Hipólito entrecerró la mirada ante eso y, como ya no pudo contenerse más, levantó la mano y abofeteó a Soledad. ¡Zas! El fuerte sonido resonó en la sala de estar, fue mucho más duro que la manera en que Cintia se había ocupado de Ariadna ya que Soledad escupió sangre casi al instante y, junto con ella, un diente. La bofetada de Hipólito había provocado que perdiera un diente; en ese momento, Soledad estaba atónita.
«¿Qué… sucede? ¿Acaso mi padre no debería abofetear a Ariadna? ¿Por qué me golpea?» Soledad se cubrió la mejilla con incredulidad. Justo cuando estaba a punto de preguntarle a Hipólito por qué la había golpeado, Cintia corrió y tomó a Soledad.
—No digas nada; vamos arriba.
—¡No! ¿Por qué tengo que ir arriba? —Soledad estaba frustrada. Se liberó de Cintia, se dio la vuelta y preguntó—: Padre, ¿por qué me golpeas? Sin dudas la que está equivocada es Ariadna. ¿Por qué te pones de su lado y me golpeas a mí que soy la víctima?
—¿La víctima? ¿Eso piensas que eres? —Hervía de ira, el resto de sus palabras murieron en su garganta ya que solo podía jadear de la ira.
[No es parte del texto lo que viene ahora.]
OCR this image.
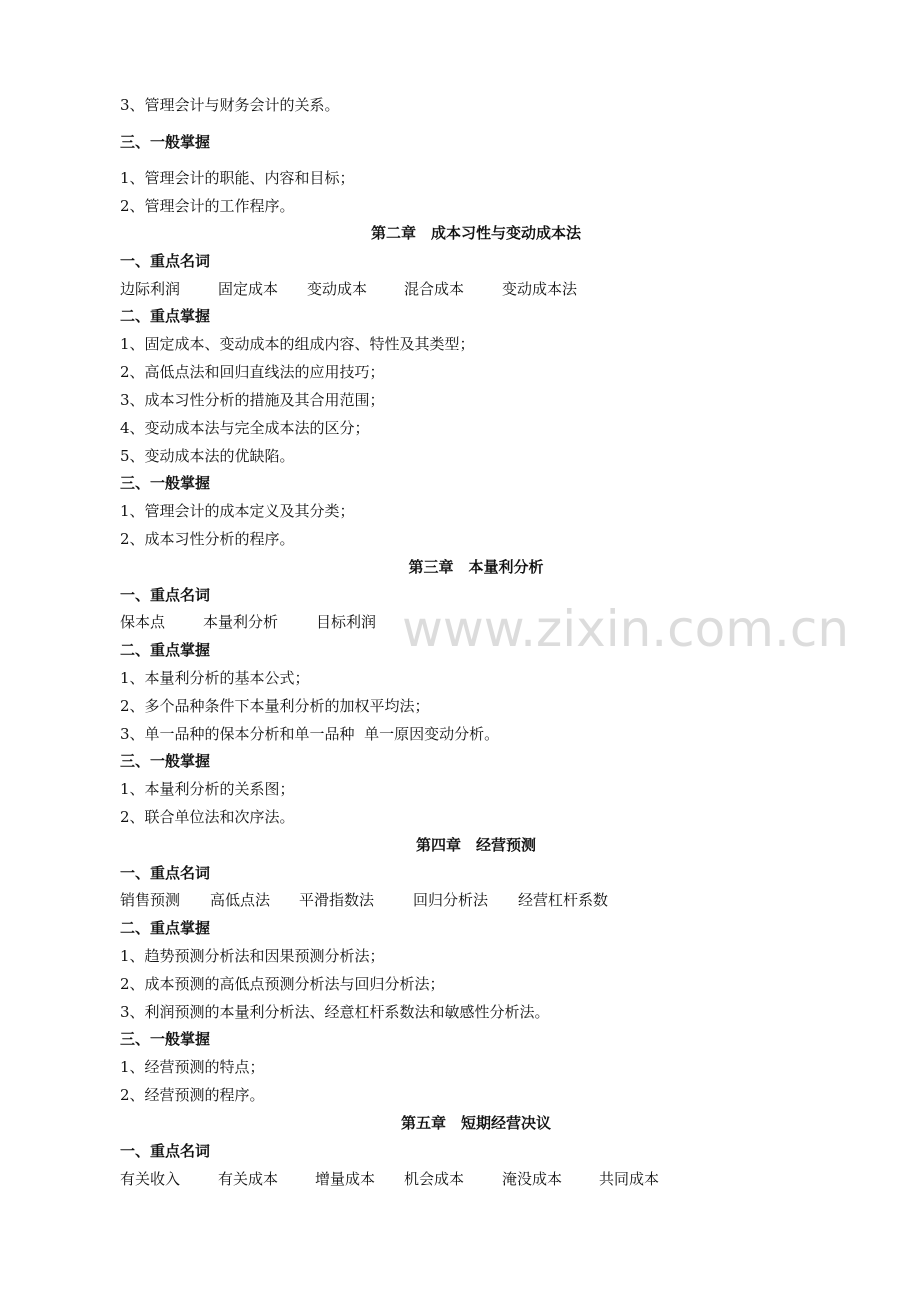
www.zixin.com.cn
3、管理会计与财务会计的关系。
三、一般掌握
1、管理会计的职能、内容和目标；
2、管理会计的工作程序。
第二章　成本习性与变动成本法
一、重点名词
边际利润	固定成本 变动成本 混合成本	变动成本法
二、重点掌握
1、固定成本、变动成本的组成内容、特性及其类型；
2、高低点法和回归直线法的应用技巧；
3、成本习性分析的措施及其合用范围；
4、变动成本法与完全成本法的区分；
5、变动成本法的优缺陷。
三、一般掌握
1、管理会计的成本定义及其分类；
2、成本习性分析的程序。
第三章　本量利分析
一、重点名词
保本点	本量利分析	目标利润
二、重点掌握
1、本量利分析的基本公式；
2、多个品种条件下本量利分析的加权平均法；
3、单一品种的保本分析和单一品种  单一原因变动分析。
三、一般掌握
1、本量利分析的关系图；
2、联合单位法和次序法。
第四章　经营预测
一、重点名词
销售预测 高低点法 平滑指数法	回归分析法 经营杠杆系数
二、重点掌握
1、趋势预测分析法和因果预测分析法；
2、成本预测的高低点预测分析法与回归分析法；
3、利润预测的本量利分析法、经意杠杆系数法和敏感性分析法。
三、一般掌握
1、经营预测的特点；
2、经营预测的程序。
第五章　短期经营决议
一、重点名词
有关收入	有关成本 增量成本 机会成本	淹没成本 共同成本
—¿Acaso no lo soy? Me hospitalizaron y el doctor incluso dijo que, si llegaba unos minutos más tarde, ahora no estaría con vida. —Recordarlo aún le provocaba escalofríos.
Ariadna sonrió, pero esa sonrisa pronto desapareció, dio un paso adelante y murmuró:
—Soledad, ¿por qué aún te niegas a decir la verdad incluso en un momento como este? ¿Tienes que hacer enfadar a nuestro padre y provocarle un infarto?
Soledad frunció el ceño con desdén.
—¿Cuándo tuviste el derecho de hablar en esta casa?
Ariadna levantó una ceja ante esa pregunta.
—Soledad, parece que no tienes idea de que todos saben lo perversa que eres.
Un dejo de culpa se filtró en su corazón, Soledad apretó los puños y tartamudeó:
—¿Q-qué quieres decir?
Ariadna sonrió.
—En verdad no sabes nada, ¿no? Jana nos contó todo; le pediste que comprara una serpiente venenosa para asesinarme, pero la serpiente se deslizó a tu habitación desde el balcón. Soledad, es hora de que seas responsable por tus acciones.
Al escucharla, los ojos de Soledad se ampliaron casi de manera cómica. «¿Jana… me traicionó?» Recordó de manera abrupta la extraña tensión en el aire y la manera en que Cintia intentaba evitar que hablara cuando entró a la casa. «¿Así que todos saben la verdad? No me sorprende, por eso Ariadna tenía una mirada burlona y no es de extrañar que mi padre me golpeara». Soledad entró en pánico, tiró de la manga de Cintia y murmuró:
—Madre…
Al final del día, Soledad aún era la hija de Cintia y no podía evitar sentirse molesta por la situación, por lo que tomó a la joven en brazos y susurró:
—Cállate y sígueme arriba.
Soledad al fin hizo caso a lo que dijo y no emitió sonido alguno mientras seguía a su madre escaleras arriba.
—Quédate allí —ordenó Hipólito—. De ahora en más, estás castigada, no tienes permiso para salir de tu habitación por un mes. Contrataré una maestra de una escuela de etiqueta para que te enseñe a ser un ser humano decente.
Soledad dio un paso hacia atrás conmocionada. Hipólito Sandoval era el único que decidía todo en la familia y, sin su amor ni confianza, Soledad podría ser expulsada de la familia. Al pensar en ello, los colores se desvanecieron de su rostro, el cual ya estaba pálido, y, fue entonces, que se arrepintió de haber hecho lo que hizo, pero no tenía sentido llorar sobre la leche derramada.